Site Archive‎ > ‎Ombudsmen‎ > ‎

Rights Defenders Demand that Lukin be Left Alone

Source: (author), 25/06/10

· Ombudsmen · Human Rights Defenders

Russia’s human rights defenders have expressed concern about the unfolding campaign against Vladimir Lukin, the country’s human rights Ombudsman

“We find the smear campaign against Lukin disgusting, and consider that underhand and improper tactics are being used against him,” says a statement signed by Ludmila Alekseeva, chair of the Moscow Helsinki Group, Sergei Kovalev, co-chair of the Ombudsman’s Expert Council, Lev Ponomarev, leader of the movement “For Human Rights” and others. The Gazeta daily newspaper quotes the statement authors as saying, “We believe it important to express our moral support for the civic and professional position taken by Vladimir Lukin, Russia’s Ombudsman for human rights”.

Lukin “adopted a clear and absolutely lawful position” towards the events surrounding the 31 May demonstration on Triumphal Square in Moscow, the joint statement continues. (The event was in support of the Article 31 campaign.) This has already been confirmed by the Moscow prosecutor’s office, say the authors, which has established that police records of the detention of protestors that day were falsified.
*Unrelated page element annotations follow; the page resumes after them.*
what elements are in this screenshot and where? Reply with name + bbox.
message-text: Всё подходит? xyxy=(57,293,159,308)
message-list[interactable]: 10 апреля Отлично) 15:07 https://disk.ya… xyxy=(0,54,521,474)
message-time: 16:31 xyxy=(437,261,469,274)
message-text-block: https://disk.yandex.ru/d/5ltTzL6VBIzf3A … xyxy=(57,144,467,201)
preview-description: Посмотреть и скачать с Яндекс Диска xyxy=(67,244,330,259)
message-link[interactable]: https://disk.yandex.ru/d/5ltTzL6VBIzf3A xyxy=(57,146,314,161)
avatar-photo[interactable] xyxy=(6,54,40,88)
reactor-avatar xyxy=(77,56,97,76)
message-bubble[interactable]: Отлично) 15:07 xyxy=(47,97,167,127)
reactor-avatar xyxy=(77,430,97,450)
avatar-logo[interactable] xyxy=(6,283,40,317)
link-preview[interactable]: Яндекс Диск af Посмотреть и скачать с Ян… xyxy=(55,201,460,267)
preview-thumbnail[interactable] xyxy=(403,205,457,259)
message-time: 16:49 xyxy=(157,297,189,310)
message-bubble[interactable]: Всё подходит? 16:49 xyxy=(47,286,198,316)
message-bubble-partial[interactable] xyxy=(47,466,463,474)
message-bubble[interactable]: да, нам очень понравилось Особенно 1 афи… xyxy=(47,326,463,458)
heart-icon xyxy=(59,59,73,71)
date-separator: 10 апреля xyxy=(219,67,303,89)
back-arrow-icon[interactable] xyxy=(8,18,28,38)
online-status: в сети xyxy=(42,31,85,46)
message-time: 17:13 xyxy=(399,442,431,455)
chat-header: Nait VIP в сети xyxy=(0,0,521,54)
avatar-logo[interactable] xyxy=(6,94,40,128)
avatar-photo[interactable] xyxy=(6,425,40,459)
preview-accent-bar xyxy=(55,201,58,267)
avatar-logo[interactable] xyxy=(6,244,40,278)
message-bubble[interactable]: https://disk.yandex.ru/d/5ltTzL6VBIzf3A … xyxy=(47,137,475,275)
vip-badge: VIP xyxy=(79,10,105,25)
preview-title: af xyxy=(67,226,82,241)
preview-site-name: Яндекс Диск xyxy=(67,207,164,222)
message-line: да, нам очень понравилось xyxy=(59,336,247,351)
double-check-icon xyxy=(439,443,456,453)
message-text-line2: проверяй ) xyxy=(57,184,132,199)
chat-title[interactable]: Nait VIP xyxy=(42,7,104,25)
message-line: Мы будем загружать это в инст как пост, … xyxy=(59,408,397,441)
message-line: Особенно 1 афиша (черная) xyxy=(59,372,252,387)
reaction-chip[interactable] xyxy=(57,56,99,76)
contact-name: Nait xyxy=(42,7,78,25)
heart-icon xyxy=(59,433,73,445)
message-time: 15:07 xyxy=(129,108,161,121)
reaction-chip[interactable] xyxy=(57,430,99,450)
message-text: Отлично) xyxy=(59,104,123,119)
Russia’s human rights defenders are calling on the authorities to assure the independence and dignity of the institution of human rights ombudsman.

Earlier there were reports that several of Russia’s regional ombudsmen had written to President Medvedev, claiming that Mr Lukin was guilty of “a selective approach to the application of human rights” and had “spoken out in favour the opposition, turning the work of a human rights defender into a political campaign”.

The letter was signed by the ombudsmen and ombudswomen for the Penza Region (Svetlana Pinishina), Bryansk Region (Pyotr Rozhkov), North Ossetia (Valery Tsomartov), Oryol Region (Yury Vasyutin), Kalmykia (Vladislav Savisko) and Chechnya (Nurdi Nukhazhiev). The ombudsman for Karachaevo-Cherkessk (Vladimir Titarenko) and the head of the Mari El president’s human rights commission (Mikhail Vasyutin) also supported the letter.

In an interview with radio station Echo of Moscow, Tsomartov of North Ossetia later said he had signed no such declaration about Lukin and his activities. Pyotr Rozhkov from Bryansk issued a similar rebuttal.

On 10 June Lukin presented a report to the Russian leadership on the dispersal of the 31 May rally in Moscow in support of Article 31 (the constitutional right to assembly). The police had broken the law in many respects, he said, detaining opposition supporters without good cause and using wholly unjustified physical force against them. For the most part the protestors had not been obstructing the road but were standing on the pavement.

“I saw it for myself and am prepared to testify anywhere, in court if necessary,” said the Ombudsman.

The lack of permission from the city authorities did not constitute a good reason for banning the rally, he added. “If an organisation informs the authorities that it will hold a rally in one place or another, permission is issued on a first come, first served basis – that’s what the law says.”

If another organisation wants to hold an event in exactly the same place, said the Ombudsman, the time or venue of one of the conflicting requests can be changed. “If the organisation which submitted its request later, in other words, is agreeable then it is offered another place to gather,” explained Lukin. “If the place itself is of intrinsic importance then it is given permission to hold its rally there, at a later moment in time.”

After the 31 May rally was dispersed more than one hundred and fifty people were detained and taken to Moscow police stations. Eyewitnesses testify that many were charged under Article 19.3 of the Administrative Code of the Russian Federation with “Failing to obey a policeman”, an offence that carries up to 15 days imprisonment. Many detained were also charged under Article 20.2 of the Administrative Code (“Violation of rules for holding a public meeting”). In all cases the permissible 3-hour period for detention was exceeded. Detainees were not allowed to see a lawyer or receive a copy of the record of their arrest; neither were others allowed to bring them water.

There were also reports that many detainees were the victims of vicious beatings. Police officers beat several of the protestors who were being driven to the Arbat police station. At the Zamoskvoreche police station young women were even among the beaten. Aleksandra Artemeva, a journalist with was taken to hospital from this police station with a broken arm. The 31 May demonstration in Moscow was the largest since the Strategy 31 protests began. Estimates of the numbers who gathered there range from one to two thousand.